Letter from John Van Saun, President of the 2 Mt. Auburn Tenants Union:
Ken Reeves: a singular public servant; a matchless asset to the City of
Cambridge and, in particular, to the community of the elderly and
disabled.
As president of the 2 Mount Auburn Street Tenants Association (40T)
I attest to this assessment wth immense gratitude and first hand know-
ledge. Our building has been involved in the State’s process for selling
an affordable housing property since late September. The current owner
is Harvard University; the designated future owner is HRI inc., a well
known and universally respected not-for-profit housing owner and
developer. The effort to secure this outcome has been hard, uncertain,
long, and enormously time consuming. From a dead start, 98 elderly and
disabled tenants rallied to the defense of their own interests and the building’s
legacy identity. In the process, we have achieved what has been called the
new gold standard in tenant organization and democratic self expression and
advocacy. This success could not have been achieved without the participation
and guidance of Ken Reeves.
Councillor Reeves has been tireless on our behalf. A transaction of this type is
necessarily a complex matter; Councillor Reeves has been unstinting in giving
our effort the time–both in research and advocacy–that it ceaselessly demands.

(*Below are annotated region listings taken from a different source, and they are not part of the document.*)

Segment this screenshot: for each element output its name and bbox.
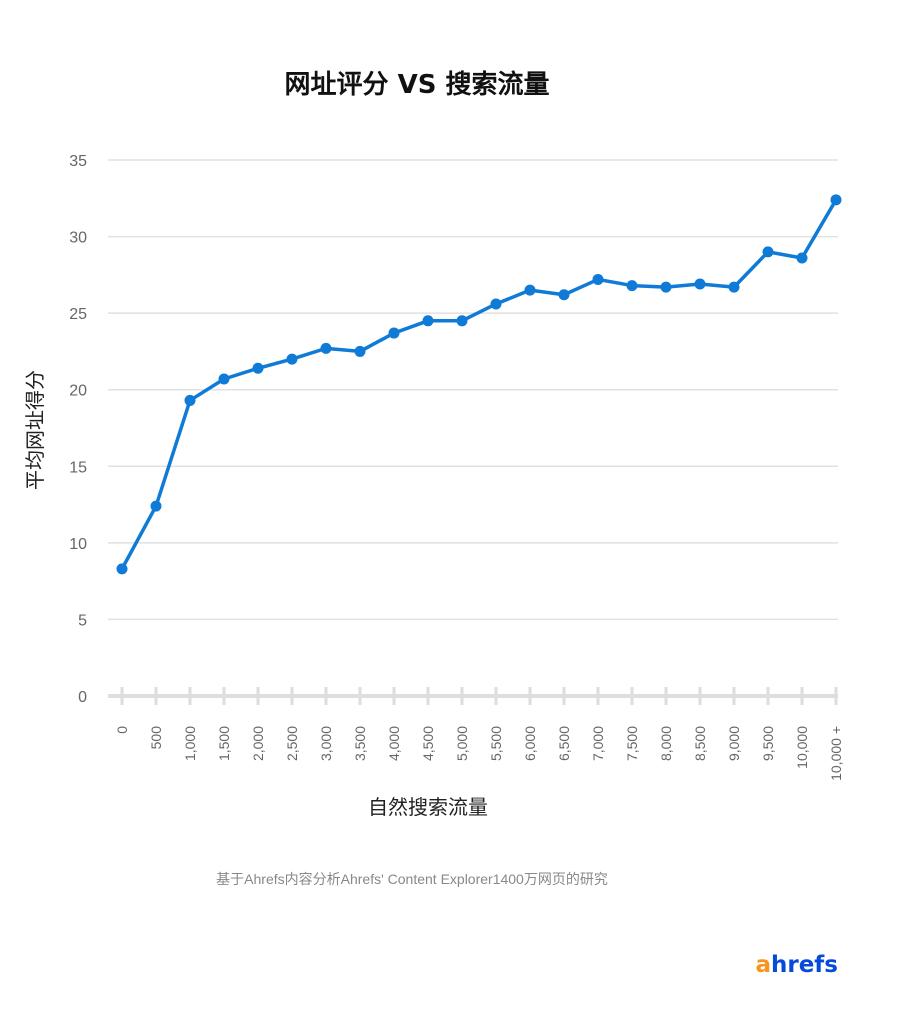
y-tick-label: 25 (69, 306, 87, 323)
data-point (422, 315, 434, 327)
logo-prefix: a (755, 952, 771, 978)
x-axis: 0 500 1,000 1,500 2,000 2,500 3,000 3,500 4,000 4… (108, 687, 844, 781)
x-tick-label: 0 (114, 726, 130, 734)
x-tick-label: 6,500 (556, 726, 572, 761)
data-point (592, 273, 604, 285)
data-point (388, 327, 400, 339)
data-point (320, 342, 332, 354)
data-point (286, 353, 298, 365)
y-tick-label: 35 (69, 153, 87, 170)
x-tick-label: 7,000 (590, 726, 606, 761)
x-tick-label: 1,500 (216, 726, 232, 761)
data-point (490, 298, 502, 310)
logo-rest: hrefs (771, 952, 838, 978)
y-tick-label: 30 (69, 230, 87, 247)
x-tick-label: 4,500 (420, 726, 436, 761)
data-point (116, 563, 128, 575)
x-tick-label: 5,000 (454, 726, 470, 761)
x-axis-label: 自然搜索流量 (368, 795, 488, 819)
y-tick-label: 5 (78, 612, 87, 629)
data-point (762, 246, 774, 258)
x-tick-label: 8,000 (658, 726, 674, 761)
data-point (694, 278, 706, 290)
x-tick-label: 6,000 (522, 726, 538, 761)
x-tick-label: 10,000 + (828, 726, 844, 781)
x-tick-label: 4,000 (386, 726, 402, 761)
x-tick-label: 10,000 (794, 726, 810, 769)
series (116, 194, 842, 575)
y-tick-label: 0 (78, 689, 87, 706)
data-point (660, 281, 672, 293)
data-point (728, 281, 740, 293)
data-point (796, 252, 808, 264)
x-tick-label: 8,500 (692, 726, 708, 761)
data-point (456, 315, 468, 327)
x-tick-label: 3,500 (352, 726, 368, 761)
x-tick-label: 9,000 (726, 726, 742, 761)
chart-title: 网址评分 VS 搜索流量 (285, 70, 550, 100)
y-axis-label: 平均网址得分 (23, 370, 47, 490)
y-tick-label: 15 (69, 459, 87, 476)
x-tick-label: 1,000 (182, 726, 198, 761)
data-point (150, 500, 162, 512)
x-tick-label: 500 (148, 726, 164, 750)
x-tick-label: 7,500 (624, 726, 640, 761)
data-point (830, 194, 842, 206)
y-tick-label: 20 (69, 383, 87, 400)
x-tick-label: 2,500 (284, 726, 300, 761)
data-point (626, 280, 638, 292)
x-tick-label: 3,000 (318, 726, 334, 761)
x-tick-label: 5,500 (488, 726, 504, 761)
data-point (558, 289, 570, 301)
data-point (184, 394, 196, 406)
y-tick-label: 10 (69, 536, 87, 553)
y-axis: 0 5 10 15 20 25 30 35 (69, 153, 87, 706)
x-tick-label: 2,000 (250, 726, 266, 761)
footnote: 基于Ahrefs内容分析Ahrefs' Content Explorer1400… (216, 871, 608, 887)
series-line (120, 198, 838, 570)
data-point (354, 345, 366, 357)
ahrefs-logo: ahrefs (755, 952, 838, 978)
data-point (524, 284, 536, 296)
x-tick-label: 9,500 (760, 726, 776, 761)
data-point (252, 362, 264, 374)
grid (108, 159, 838, 621)
data-point (218, 373, 230, 385)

His skills as a negotiator and statesman have been decisive; his unfailing charm and
unmistakeable decency and concern have provided reassurance and calm to a
tenant population suddenly beset by the uncertanties of future shelter. As Chair
of the City Council’s University Relations Committee and a Harvard Alumnus he has
lent to the intricacies of communication that deftness that comes only with decades
of intimate involvement. As a universally recognized and befriended citizen of
Cambridge, his reputation and approachability have made working with him a
pleasure as well as substantivey rewarding. We have achieved, thanks in large
measure to the efforts of Ken Reeves what is a win-win outcome for all parties,
and a valuable precedent as guidance as the needs of an exploding elderly and
elderly-disabled population concatenate upon constrained public resources.